Alex Majoli met en lumière des “Scènes” au BAL
Le BAL, qui a pour préoccupation majeure d’exposer la photographie du réel, présente une exposition entièrement dédiée au photographe italien Alex Majoli. Une exposition incontournable en ce début de printemps.
Un photographe hors pair
Alex Majoli, photographe, photojournaliste et professeur italien, a commencé, dès ses 15 ans, par être apprenti dans un studio photo spécialisé dans le portrait à Ravenne, en Italie. Il poursuit ensuite par des études aux Beaux-Arts en Italie et devient ensuite membre de l’agence mondialement reconnue Magnum. Il a parcouru le globe pendant 8 ans pour photographier des événements (et des non-événements), pour créer, inlassablement.
Ce sont des peintures classiques, amenées au studio où il était apprenti, qui ont éveillé sa curiosité artistique. Alex Majoli a été grandement influencé par les peintres italiens de la Renaissance, tels que Le Caravage, Giotto ou encore l’auteur Luigi Pirandello. Dans une société du “tout photographiable”, cet artiste n’aura de cesse de mettre notre monde en lumière.
Procédés
Dès 2006, il a débuté son projet Scène, qui a pris de plus en plus d’ampleur au fil du temps. L’artiste est profondément attaché à la démarche de Peter Brook, dont l’ouvrage L’Espace vide l’a inspiré. “Comment faire de n’importe quel espace une scène ?” : le concept fascine.

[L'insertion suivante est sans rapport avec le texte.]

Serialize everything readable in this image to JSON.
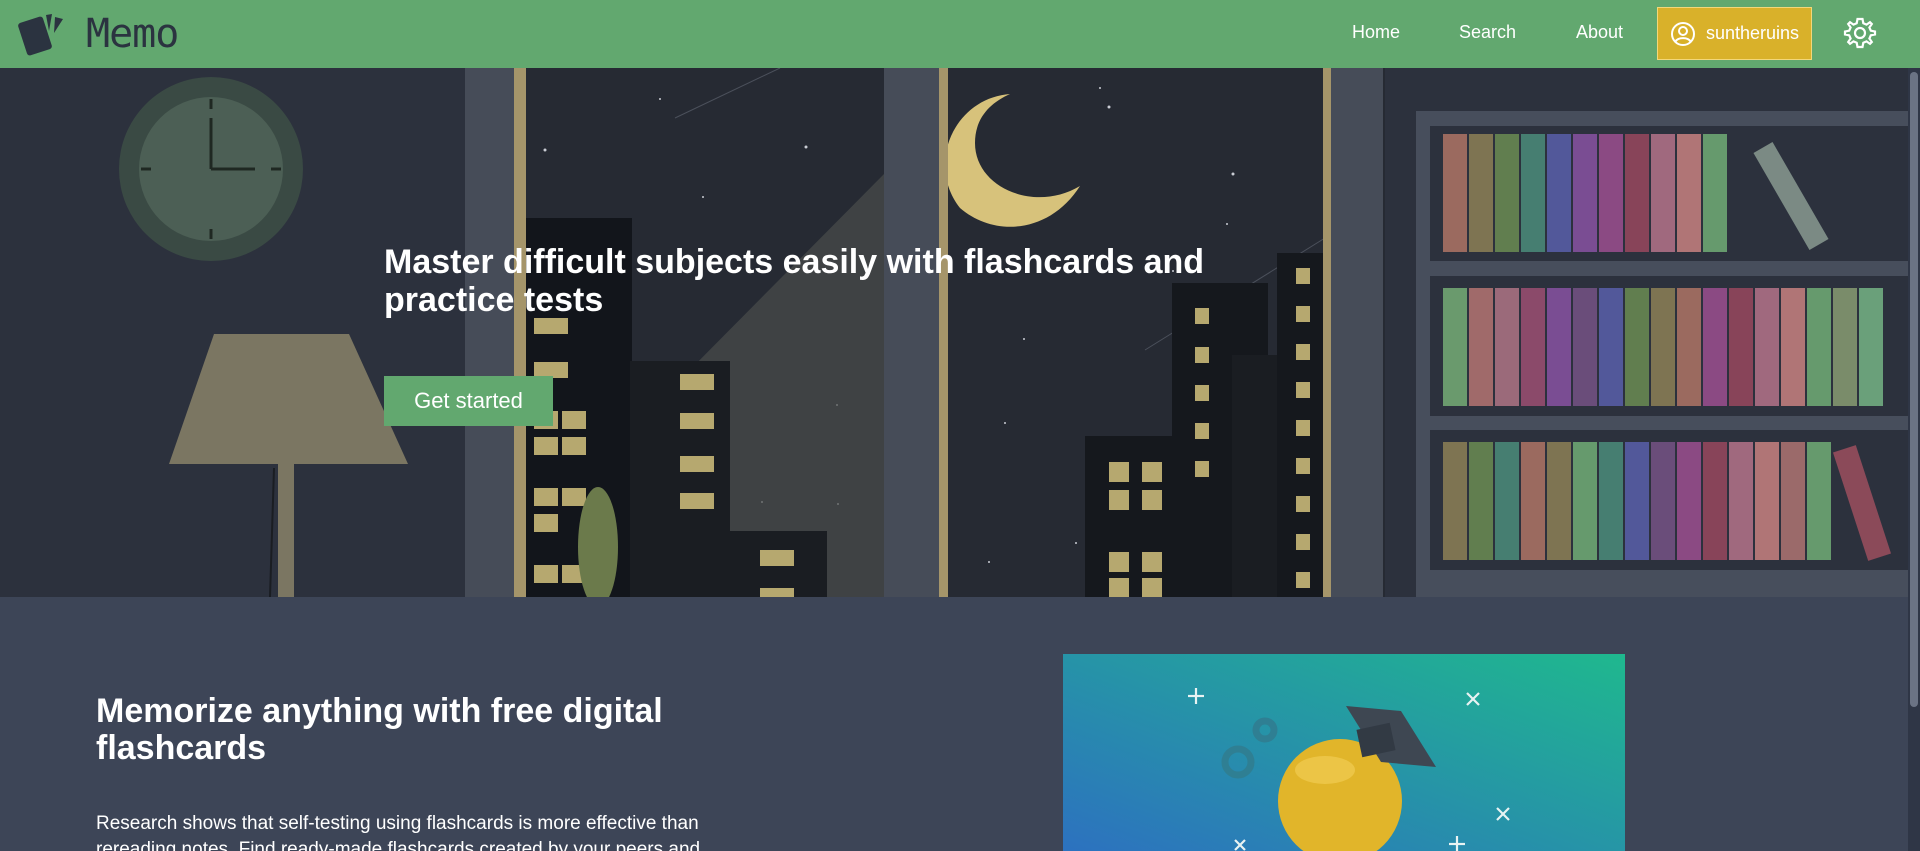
{
  "app": {
    "name": "Memo",
    "logo_icon": "cards-icon"
  },
  "nav": {
    "links": [
      {
        "label": "Home"
      },
      {
        "label": "Search"
      },
      {
        "label": "About"
      }
    ],
    "user": {
      "username": "suntheruins",
      "icon": "user-circle-icon"
    },
    "settings_icon": "gear-icon"
  },
  "hero": {
    "title": "Master difficult subjects easily with flashcards and practice tests",
    "cta_label": "Get started"
  },
  "features": {
    "title": "Memorize anything with free digital flashcards",
    "body": "Research shows that self-testing using flashcards is more effective than rereading notes. Find ready-made flashcards created by your peers and"
  },
  "colors": {
    "nav_bg": "#62a86f",
    "accent_user": "#d9b12a",
    "hero_bg": "#2c313d",
    "section_bg": "#3d4557"
  }
}
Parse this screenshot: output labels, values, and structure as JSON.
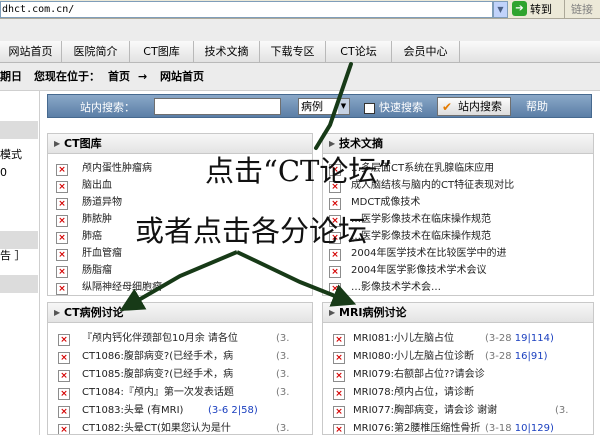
{
  "browser": {
    "address": "dhct.com.cn/",
    "go_label": "转到",
    "links_label": "链接"
  },
  "nav": {
    "items": [
      "网站首页",
      "医院简介",
      "CT图库",
      "技术文摘",
      "下载专区",
      "CT论坛",
      "会员中心"
    ]
  },
  "crumb": {
    "weekday_fragment": "期日",
    "location_label": "您现在位于：",
    "home": "首页",
    "arrow": "→",
    "current": "网站首页"
  },
  "sidebar": {
    "fragments": [
      "模式",
      "0",
      "告 ］"
    ]
  },
  "search": {
    "label": "站内搜索：",
    "input_value": "",
    "select_value": "病例",
    "quick_label": "快速搜索",
    "button_label": "站内搜索",
    "help_label": "帮助"
  },
  "panels": {
    "ct_gallery": {
      "title": "CT图库",
      "items": [
        "颅内蛋性肿瘤病",
        "脑出血",
        "肠道异物",
        "肺脓肿",
        "肺癌",
        "肝血管瘤",
        "肠脂瘤",
        "纵隔神经母细胞瘤"
      ]
    },
    "tech_digest": {
      "title": "技术文摘",
      "items": [
        "…多层面CT系统在乳腺临床应用",
        "成人脑结核与脑内的CT特征表现对比",
        "MDCT成像技术",
        "…医学影像技术在临床操作规范",
        "…医学影像技术在临床操作规范",
        "2004年医学技术在比较医学中的进",
        "2004年医学影像技术学术会议",
        "…影像技术学术会…"
      ]
    },
    "ct_cases": {
      "title": "CT病例讨论",
      "items": [
        {
          "text": "『颅内钙化伴颈部包10月余 请各位",
          "date": "(3."
        },
        {
          "text": "CT1086:腹部病变?(已经手术，病",
          "date": "(3."
        },
        {
          "text": "CT1085:腹部病变?(已经手术，病",
          "date": "(3."
        },
        {
          "text": "CT1084:『颅内』第一次发表话题",
          "date": "(3."
        },
        {
          "text": "CT1083:头晕 (有MRI)",
          "date": "(3-6 2|58)"
        },
        {
          "text": "CT1082:头晕CT(如果您认为是什",
          "date": "(3."
        }
      ]
    },
    "mri_cases": {
      "title": "MRI病例讨论",
      "items": [
        {
          "text": "MRI081:小儿左脑占位",
          "date": "(3-28 ",
          "num": "19|114)"
        },
        {
          "text": "MRI080:小儿左脑占位诊断",
          "date": "(3-28 ",
          "num": "16|91)"
        },
        {
          "text": "MRI079:右额部占位??请会诊",
          "date": "",
          "num": ""
        },
        {
          "text": "MRI078:颅内占位，请诊断",
          "date": "",
          "num": ""
        },
        {
          "text": "MRI077:胸部病变，请会诊 谢谢",
          "date": "(3.",
          "num": ""
        },
        {
          "text": "MRI076:第2腰椎压缩性骨折",
          "date": "(3-18 ",
          "num": "10|129)"
        }
      ]
    }
  },
  "annotations": {
    "click_forum": "点击“CT论坛”",
    "or_click_sections": "或者点击各分论坛"
  }
}
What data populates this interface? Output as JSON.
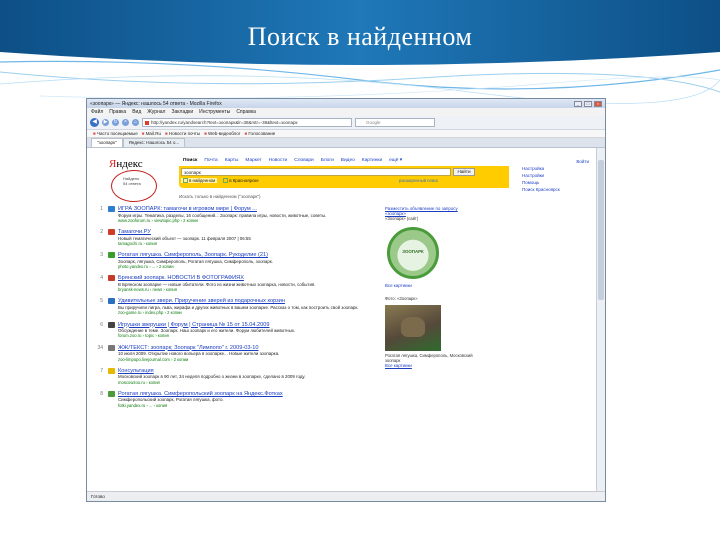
{
  "slide": {
    "title": "Поиск в найденном"
  },
  "browser": {
    "window_title": "«зоопарк» — Яндекс: нашлось 54 ответа - Mozilla Firefox",
    "menu": [
      "Файл",
      "Правка",
      "Вид",
      "Журнал",
      "Закладки",
      "Инструменты",
      "Справка"
    ],
    "url": "http://yandex.ru/yandsearch?text=зоопарк&lr=38&rstr=-38&ltext=зоопарк",
    "search_placeholder": "Google",
    "bookmarks": [
      "Часто посещаемые",
      "Mail.Ru",
      "Новости почты",
      "Web-видеоблог",
      "Голосование"
    ],
    "tabs": [
      "\"зоопарк\"",
      "Яндекс: Нашлось 54 о..."
    ],
    "status": "Готово"
  },
  "yandex": {
    "logo": {
      "ya": "Я",
      "rest": "ндекс"
    },
    "logo_sub": [
      "Найдено",
      "54 ответа"
    ],
    "nav": [
      "Поиск",
      "Почта",
      "Карты",
      "Маркет",
      "Новости",
      "Словари",
      "Блоги",
      "Видео",
      "Картинки",
      "ещё ▾"
    ],
    "login": "Войти",
    "query": "зоопарк",
    "find_button": "Найти",
    "filters": [
      "в найденном",
      "в Красноярске"
    ],
    "hint": "расширенный поиск",
    "found": "Искать только в найденном (\"зоопарк\")",
    "right_links": [
      "Настройка",
      "Настройки",
      "Помощь",
      "Поиск Красноярск"
    ],
    "results": [
      {
        "num": "1",
        "color": "#2f7fd0",
        "title": "ИГРА ЗООПАРК: тамагочи в игровом мире | Форум ...",
        "snippet": "Форум игры. Тематика, разделы, 16 сообщений... Зоопарк: правила игры, новости, животные, советы.",
        "url": "www.zooforum.ru › viewtopic.php › 2 копии"
      },
      {
        "num": "2",
        "color": "#d23b2a",
        "title": "Тамагочи.РУ",
        "snippet": "Новый тематический объект — зоопарк. 11 февраля 2007 | 06:55",
        "url": "tamagochi.ru › копия"
      },
      {
        "num": "3",
        "color": "#3a9c2a",
        "title": "Рогатая лягушка. Симферополь, Зоопарк. Рукоделие (21)",
        "snippet": "Зоопарк, лягушка, Симферополь, Рогатая лягушка, Симферополь, зоопарк.",
        "url": "photo.yandex.ru › ... › 2 копии"
      },
      {
        "num": "4",
        "color": "#c63a2a",
        "title": "Брянский зоопарк. НОВОСТИ В ФОТОГРАФИЯХ",
        "snippet": "В Брянском зоопарке — новые обитатели. Фото из жизни животных зоопарка, новости, события.",
        "url": "bryansk-news.ru › news › копия"
      },
      {
        "num": "5",
        "color": "#2a6fc0",
        "title": "Удивительные звери. Приручение зверей из подарочных корзин",
        "snippet": "Вы приручили лигра, льва, жирафа и других животных в вашем зоопарке. Рассказ о том, как построить свой зоопарк.",
        "url": "zoo-game.ru › index.php › 2 копии"
      },
      {
        "num": "6",
        "color": "#444444",
        "title": "Игрушки зверушки | Форум | Страница № 15 от 15.04.2009",
        "snippet": "Обсуждение в теме. Зоопарк. Наш зоопарк и его жители. Форум любителей животных.",
        "url": "forum.zoo.ru › topic › копия"
      },
      {
        "num": "34",
        "color": "#777777",
        "title": "ЖЖ/ТЕКСТ: зоопарк; Зоопарк \"Лимпопо\" г. 2009-03-10",
        "snippet": "10 июля 2009. Открытие нового вольера в зоопарке... Новые жители зоопарка.",
        "url": "zoo-limpopo.livejournal.com › 2 копии"
      },
      {
        "num": "7",
        "color": "#e6b800",
        "title": "Консультация",
        "snippet": "Московский зоопарк в 90 лет, 34 неделя подробно о жизни в зоопарке, сделано в 2009 году.",
        "url": "moscowzoo.ru › копия"
      },
      {
        "num": "8",
        "color": "#4a9c3a",
        "title": "Рогатая лягушка. Симферопольский зоопарк на Яндекс.Фотках",
        "snippet": "Симферопольский зоопарк, Рогатая лягушка, фото.",
        "url": "fotki.yandex.ru › ... › копия"
      }
    ],
    "side": {
      "ad_title": "Разместить объявление по запросу «зоопарк»",
      "zoo_text": "ЗООПАРК",
      "zoo_caption": "«Зоопарк» (сайт)",
      "more": "Все картинки",
      "photo_caption": "Фото: «Зоопарк»",
      "photo_sub": "Рогатая лягушка, Симферополь, Московский зоопарк",
      "more2": "Все картинки"
    }
  }
}
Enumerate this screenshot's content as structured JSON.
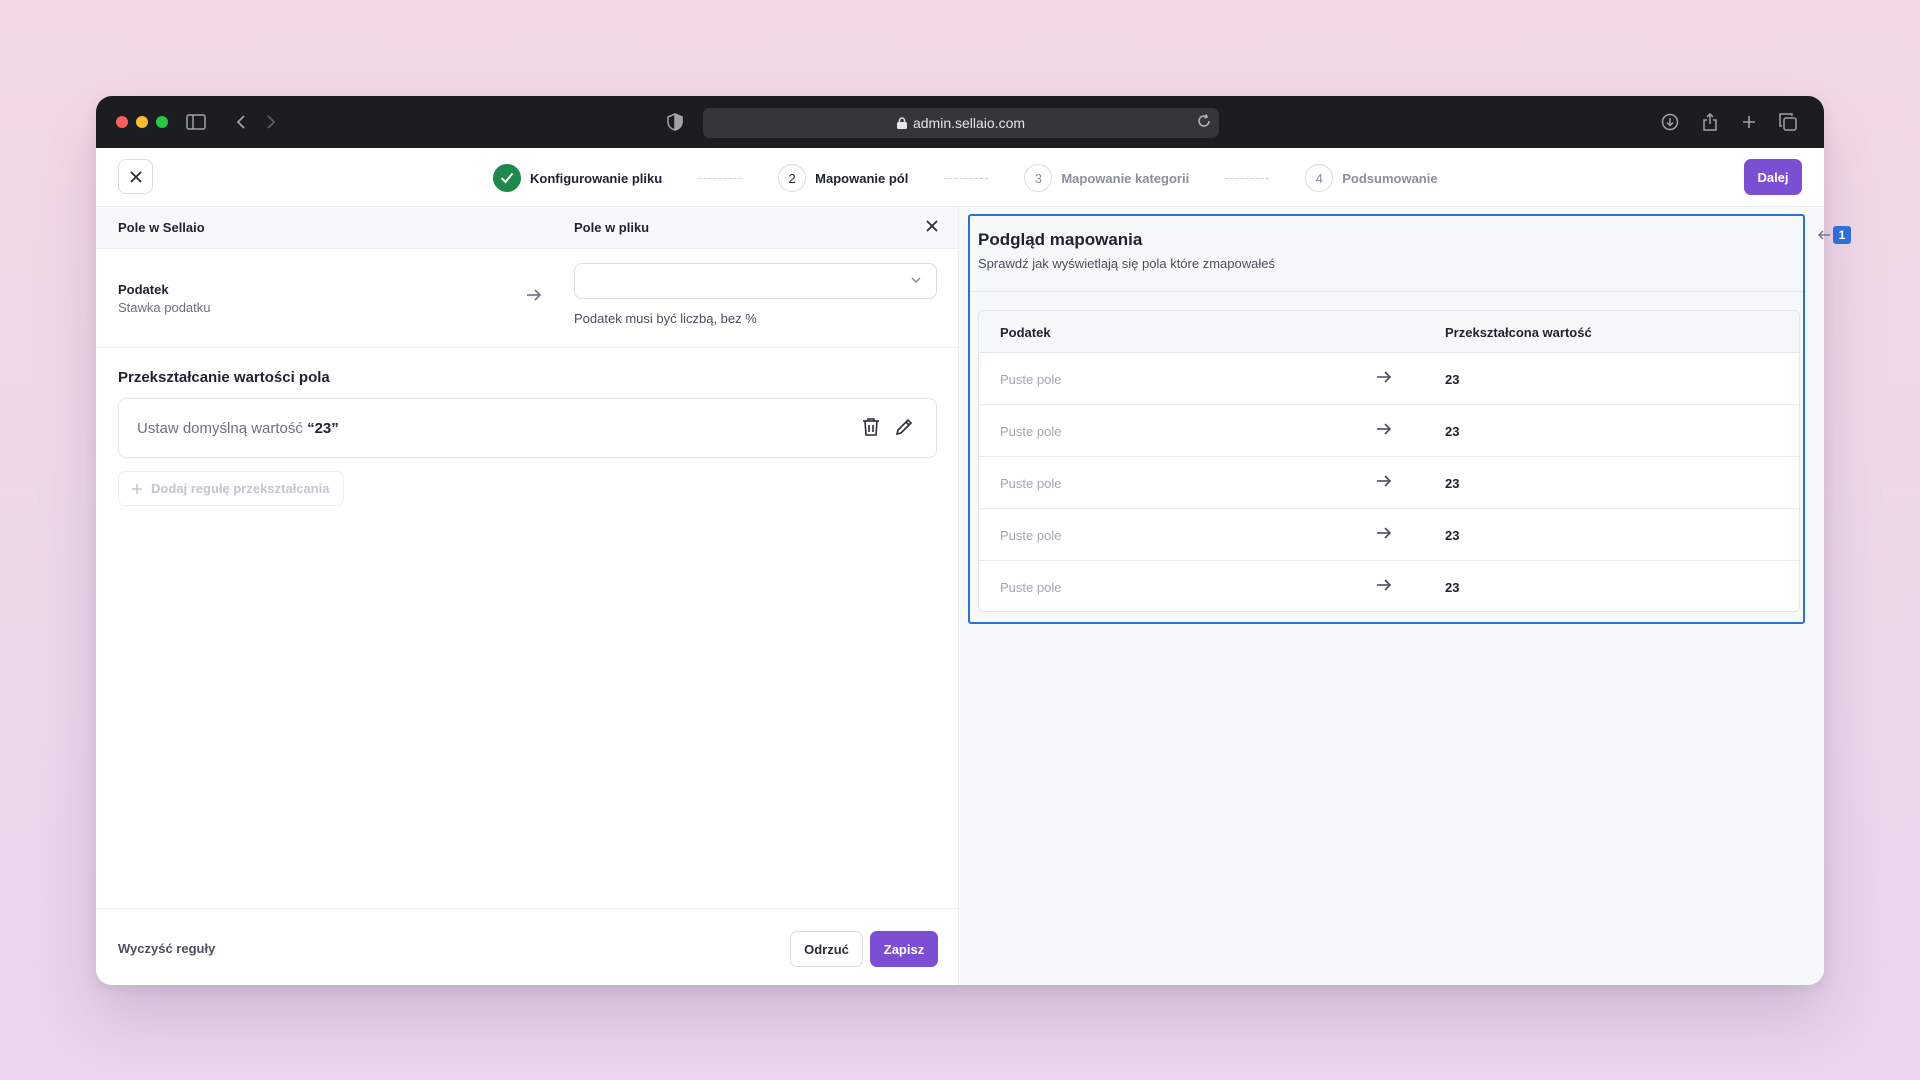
{
  "browser": {
    "url": "admin.sellaio.com"
  },
  "header": {
    "steps": [
      {
        "number": "",
        "label": "Konfigurowanie pliku",
        "state": "done"
      },
      {
        "number": "2",
        "label": "Mapowanie pól",
        "state": "active"
      },
      {
        "number": "3",
        "label": "Mapowanie kategorii",
        "state": "upcoming"
      },
      {
        "number": "4",
        "label": "Podsumowanie",
        "state": "upcoming"
      }
    ],
    "next_label": "Dalej"
  },
  "left": {
    "col_sellaio": "Pole w Sellaio",
    "col_file": "Pole w pliku",
    "field": {
      "name": "Podatek",
      "subtitle": "Stawka podatku",
      "select_value": "",
      "hint": "Podatek musi być liczbą, bez %"
    },
    "transform_title": "Przekształcanie wartości pola",
    "rule": {
      "prefix": "Ustaw domyślną wartość ",
      "value": "“23”"
    },
    "add_rule_label": "Dodaj regułę przekształcania",
    "clear_label": "Wyczyść reguły",
    "discard_label": "Odrzuć",
    "save_label": "Zapisz"
  },
  "preview": {
    "title": "Podgląd mapowania",
    "subtitle": "Sprawdź jak wyświetlają się pola które zmapowałeś",
    "col_source": "Podatek",
    "col_result": "Przekształcona wartość",
    "rows": [
      {
        "source": "Puste pole",
        "result": "23"
      },
      {
        "source": "Puste pole",
        "result": "23"
      },
      {
        "source": "Puste pole",
        "result": "23"
      },
      {
        "source": "Puste pole",
        "result": "23"
      },
      {
        "source": "Puste pole",
        "result": "23"
      }
    ],
    "annotation_badge": "1"
  },
  "colors": {
    "primary": "#7a4fd3",
    "success": "#1d8a4b",
    "focus_outline": "#2c6fd6"
  }
}
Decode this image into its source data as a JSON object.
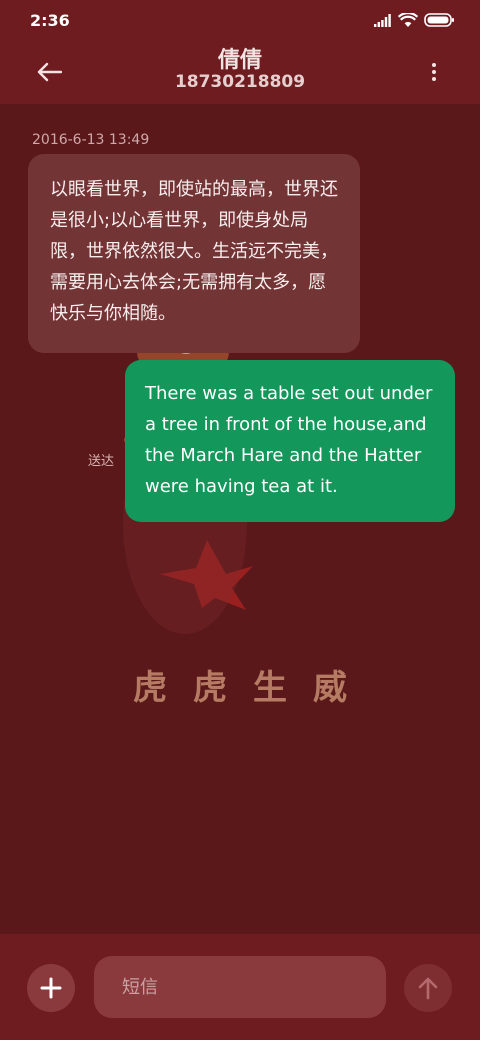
{
  "status": {
    "time": "2:36"
  },
  "header": {
    "title": "倩倩",
    "phone": "18730218809"
  },
  "conversation": {
    "timestamp": "2016-6-13 13:49",
    "incoming": "以眼看世界，即使站的最高，世界还是很小;以心看世界，即使身处局限，世界依然很大。生活远不完美，需要用心去体会;无需拥有太多，愿快乐与你相随。",
    "delivered": "送达",
    "outgoing": "There was a table set out under a tree in front of the house,and the March Hare and the Hatter were having tea at it."
  },
  "background": {
    "tagline": "虎虎生威"
  },
  "composer": {
    "placeholder": "短信"
  },
  "colors": {
    "bar": "#6f1c20",
    "chat_bg": "#5a181b",
    "incoming_bubble": "#733435",
    "outgoing_bubble": "#14975a"
  },
  "icons": [
    "signal-icon",
    "wifi-icon",
    "battery-icon",
    "back-arrow-icon",
    "more-vert-icon",
    "plus-icon",
    "send-arrow-icon"
  ]
}
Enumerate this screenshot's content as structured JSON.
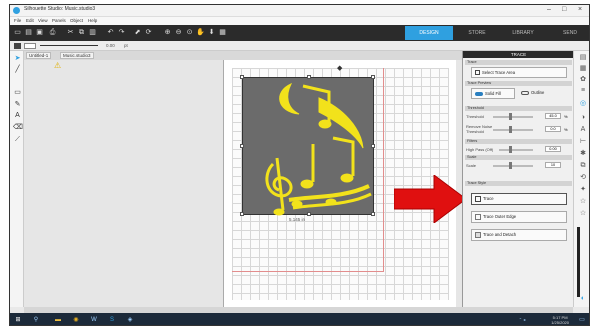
{
  "window": {
    "title": "Silhouette Studio: Music.studio3",
    "controls": [
      "–",
      "□",
      "×"
    ]
  },
  "menu": [
    "File",
    "Edit",
    "View",
    "Panels",
    "Object",
    "Help"
  ],
  "toolbar_tabs": [
    {
      "label": "DESIGN",
      "active": true
    },
    {
      "label": "STORE",
      "active": false
    },
    {
      "label": "LIBRARY",
      "active": false
    },
    {
      "label": "SEND",
      "active": false
    }
  ],
  "property_bar": {
    "line_value": "0.00",
    "unit": "pt"
  },
  "doc_tabs": [
    "Untitled-1",
    "Music.studio3"
  ],
  "canvas": {
    "dimension_label": "5.145 in",
    "warning_icon": "warning-icon",
    "brand": "silhouette"
  },
  "trace_panel": {
    "header": "TRACE",
    "select_section": "Trace",
    "select_button": "Select Trace Area",
    "preview_section": "Trace Preview",
    "preview_options": [
      "Solid Fill",
      "Outline"
    ],
    "threshold_section": "Threshold",
    "threshold_label": "Threshold",
    "threshold_value": "45.0",
    "threshold_unit": "%",
    "remove_label": "Remove Noise",
    "remove_label2": "Threshold",
    "remove_value": "0.0",
    "remove_unit": "%",
    "filter_section": "Filters",
    "highpass_label": "High Pass (Off)",
    "highpass_value": "0.00",
    "scale_section": "Scale",
    "scale_label": "Scale",
    "scale_value": "10",
    "style_section": "Trace Style",
    "trace_button": "Trace",
    "trace_outer_button": "Trace Outer Edge",
    "trace_detach_button": "Trace and Detach"
  },
  "accent": {
    "arrow": "#e01010",
    "music": "#f2e21b",
    "design_tab": "#2fa0e0"
  },
  "clock": {
    "time": "5:17 PM",
    "date": "1/25/2020"
  }
}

Alex Majoli désigne alors une scène, dans un lieu, en plein jour, et s’installe, accompagné ou non d’un assistant, avec ses 2 ou 3 flashs sur pied. Ce processus est indispensable afin de pouvoir capter des images mettant chacune de 20 minutes à 1 heure pour être réalisées, grâce à des micro-étincelles puissantes qui plongent la scène dans une sorte de pénombre. Pour un meilleur rendu de son travail et pour sa conservation, il crée ensuite un glacis (15 minutieuses reprises), ce qui assure une certaine matérialité de l’image.
Pourquoi ce lieu plutôt qu’un autre, lui demande-t-on ? “Nous nous installons au gré des découvertes ou des événements importants”, nous répond Alex Majoli. Comment réagissent les personnes autour de ce studio éphémère ? “J’essaie d’être oublié en étant présent.”
Sujets
En sillonnant l’exposition, nous retrouvons le parcours du photographe, entre l’Europe, l’Asie, le Brésil et le Congo. L’exposition est rythmée par des moments de la vie quotidienne ou des scènes particulières, comme des juges dans un tribunal, des événements sportifs. Mais Alex Majoli prend un tout autre parti que les clichés trop souvent véhiculés dans les médias.
L’artiste montre le chaos, tout en illuminant ce qui reste de vie, car il reste toujours “une part qui nous échappe” précise l’artiste. Son dispositif lumineux unique nous renvoie à des scènes presque théâtrales, où les personnes deviennent personnages, un peu comme sur scène. Sublimés par le grain de la peau, les visages ressortent nettement. Une beauté se dégage de ces photographies, dignes des atmosphères d’Edward Hopper. Nous pensons à des moments suspendus comme cinématographiques.
Toutes les scènes sont au même format, au même niveau, sans hiérarchie d’importance. L’artiste évoque l’idée de reconstituer un récit. Entre ces scènes ayant diverses provenances, une narration s’esquisse. Pour exposer ses tirages, l’artiste a essayé de nombreux formats, avant de trouver celui qui convient le mieux : un accrochage horizontal et en grille, pour les grandes œuvres encadrées de bois.
Cette exposition est organisée en collaboration avec le Musée d’Art de la ville de Ravenne et Magnum Photos, avec le soutien de l’Institut Culturel Italien de Paris et de la Howard Greenberg Gallery. Des visites de l’exposition sont proposées gratuitement sur présentation du billet d’entrée. Le BAL a pensé un cycle complet avec six spectacles autour de cette exposition, mêlant théâtre, danse, conférences, performances. Un livre coédité par le BAL et Mack, Alex Majoli – SCENE, est publié à l’occasion de l’exposition.